The construction is like so:
First, carve a slot in the board. The heatsink tab is a hunk of 1-1/2 x 1/8" copper plate, about 8mm long (to match the heatsink pad on the devices). The hole is tight enough to provide a friction fit (yes, cutting and filing the hole was tedious -- I have no CNC, so I did it by hand). Tap it in place until the component side is level with the surface of the PCB, then solder support straps across (the extra hunks of copper clad straddling the top and bottom ends of the bar). This takes a lot of heat, but mainly it takes a lot of time (and a heat resistant surface) waiting for the copper bar to heat up.

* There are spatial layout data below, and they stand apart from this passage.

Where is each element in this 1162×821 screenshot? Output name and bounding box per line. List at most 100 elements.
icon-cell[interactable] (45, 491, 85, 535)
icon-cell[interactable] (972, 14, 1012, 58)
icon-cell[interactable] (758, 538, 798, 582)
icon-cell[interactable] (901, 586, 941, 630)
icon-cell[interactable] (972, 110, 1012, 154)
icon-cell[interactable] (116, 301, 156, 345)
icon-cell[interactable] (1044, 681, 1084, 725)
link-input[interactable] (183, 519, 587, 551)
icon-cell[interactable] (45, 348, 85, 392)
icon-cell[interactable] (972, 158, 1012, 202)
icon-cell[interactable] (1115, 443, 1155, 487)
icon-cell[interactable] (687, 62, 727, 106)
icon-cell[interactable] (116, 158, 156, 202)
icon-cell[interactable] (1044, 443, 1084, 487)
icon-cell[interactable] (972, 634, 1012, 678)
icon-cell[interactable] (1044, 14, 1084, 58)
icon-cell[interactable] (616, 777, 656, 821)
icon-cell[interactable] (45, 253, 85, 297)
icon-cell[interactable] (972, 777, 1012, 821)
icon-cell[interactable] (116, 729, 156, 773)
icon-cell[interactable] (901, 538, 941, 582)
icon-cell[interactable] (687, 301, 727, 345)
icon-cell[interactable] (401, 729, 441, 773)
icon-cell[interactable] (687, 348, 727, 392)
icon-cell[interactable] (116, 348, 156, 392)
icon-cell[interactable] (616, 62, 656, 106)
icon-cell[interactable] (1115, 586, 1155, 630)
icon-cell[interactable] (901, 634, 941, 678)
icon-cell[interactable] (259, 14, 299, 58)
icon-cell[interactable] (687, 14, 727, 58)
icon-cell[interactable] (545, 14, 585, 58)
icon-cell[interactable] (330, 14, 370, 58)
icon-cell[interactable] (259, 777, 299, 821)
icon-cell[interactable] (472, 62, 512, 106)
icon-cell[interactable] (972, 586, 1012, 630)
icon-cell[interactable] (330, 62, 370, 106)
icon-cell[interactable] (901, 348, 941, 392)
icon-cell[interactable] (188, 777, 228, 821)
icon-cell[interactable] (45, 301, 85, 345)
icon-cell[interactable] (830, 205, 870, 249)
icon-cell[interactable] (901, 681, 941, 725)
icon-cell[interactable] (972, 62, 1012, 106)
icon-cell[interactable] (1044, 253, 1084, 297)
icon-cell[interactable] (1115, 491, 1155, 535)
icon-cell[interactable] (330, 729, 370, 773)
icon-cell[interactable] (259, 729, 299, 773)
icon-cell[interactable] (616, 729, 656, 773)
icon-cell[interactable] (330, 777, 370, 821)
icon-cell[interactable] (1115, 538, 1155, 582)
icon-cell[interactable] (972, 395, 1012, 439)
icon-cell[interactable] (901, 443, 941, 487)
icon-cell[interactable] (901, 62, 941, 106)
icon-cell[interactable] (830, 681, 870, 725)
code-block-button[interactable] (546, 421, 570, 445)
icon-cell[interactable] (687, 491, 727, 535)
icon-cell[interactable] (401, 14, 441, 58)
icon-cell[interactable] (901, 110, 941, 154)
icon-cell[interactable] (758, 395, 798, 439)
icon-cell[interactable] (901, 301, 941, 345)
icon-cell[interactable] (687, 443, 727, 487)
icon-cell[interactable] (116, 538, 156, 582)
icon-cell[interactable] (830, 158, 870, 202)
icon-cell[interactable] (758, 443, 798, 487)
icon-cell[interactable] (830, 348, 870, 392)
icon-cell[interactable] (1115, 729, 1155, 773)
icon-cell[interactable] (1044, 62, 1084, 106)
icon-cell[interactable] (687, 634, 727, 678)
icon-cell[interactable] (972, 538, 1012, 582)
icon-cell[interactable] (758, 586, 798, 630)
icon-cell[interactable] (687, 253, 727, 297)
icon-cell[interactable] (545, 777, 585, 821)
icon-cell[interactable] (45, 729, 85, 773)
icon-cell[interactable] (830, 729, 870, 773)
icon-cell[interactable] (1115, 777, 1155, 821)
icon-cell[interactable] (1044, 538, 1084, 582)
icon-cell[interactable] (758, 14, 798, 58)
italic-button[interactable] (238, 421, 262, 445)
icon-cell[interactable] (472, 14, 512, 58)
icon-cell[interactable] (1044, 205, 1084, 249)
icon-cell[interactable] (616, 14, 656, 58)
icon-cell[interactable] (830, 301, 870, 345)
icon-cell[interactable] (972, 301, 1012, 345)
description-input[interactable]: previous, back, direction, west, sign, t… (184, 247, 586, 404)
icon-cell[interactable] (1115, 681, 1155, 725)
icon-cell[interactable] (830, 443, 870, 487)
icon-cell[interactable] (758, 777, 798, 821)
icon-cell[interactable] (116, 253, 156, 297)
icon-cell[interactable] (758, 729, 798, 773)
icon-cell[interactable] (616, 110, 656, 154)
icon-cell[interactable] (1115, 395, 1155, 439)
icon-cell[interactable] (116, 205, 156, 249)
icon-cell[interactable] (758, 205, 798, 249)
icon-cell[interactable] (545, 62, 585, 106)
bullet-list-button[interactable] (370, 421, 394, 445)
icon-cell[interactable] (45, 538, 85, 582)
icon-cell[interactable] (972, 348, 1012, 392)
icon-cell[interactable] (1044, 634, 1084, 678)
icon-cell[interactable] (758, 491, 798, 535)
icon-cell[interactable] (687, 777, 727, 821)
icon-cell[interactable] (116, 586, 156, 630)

When the plate and devices are soldered in place on top (also, a piece of copper foil, slathered in solder, shorts across the top side copper), go around the bottom, soldering a fillet. This both shorts the plate to the bottom side ground, and provides additional mechanical mounting.
Also, before the copper plate goes in, take the time to cut at least a few traces. I carved out the 6mm wide (10mm length, 1mm gap) pads for the transistors (gate and drain, respectively) before soldering in the plate.
This is going to be a ~20W push-pull RF amplifier, which should dissipate about 20W at ratings. I'm still designing the transformers for source/load matching. Taking it methodically, since it should be capable of ~500MHz bandwidth. (The transistors themselves roll off somewhere in the GHz!)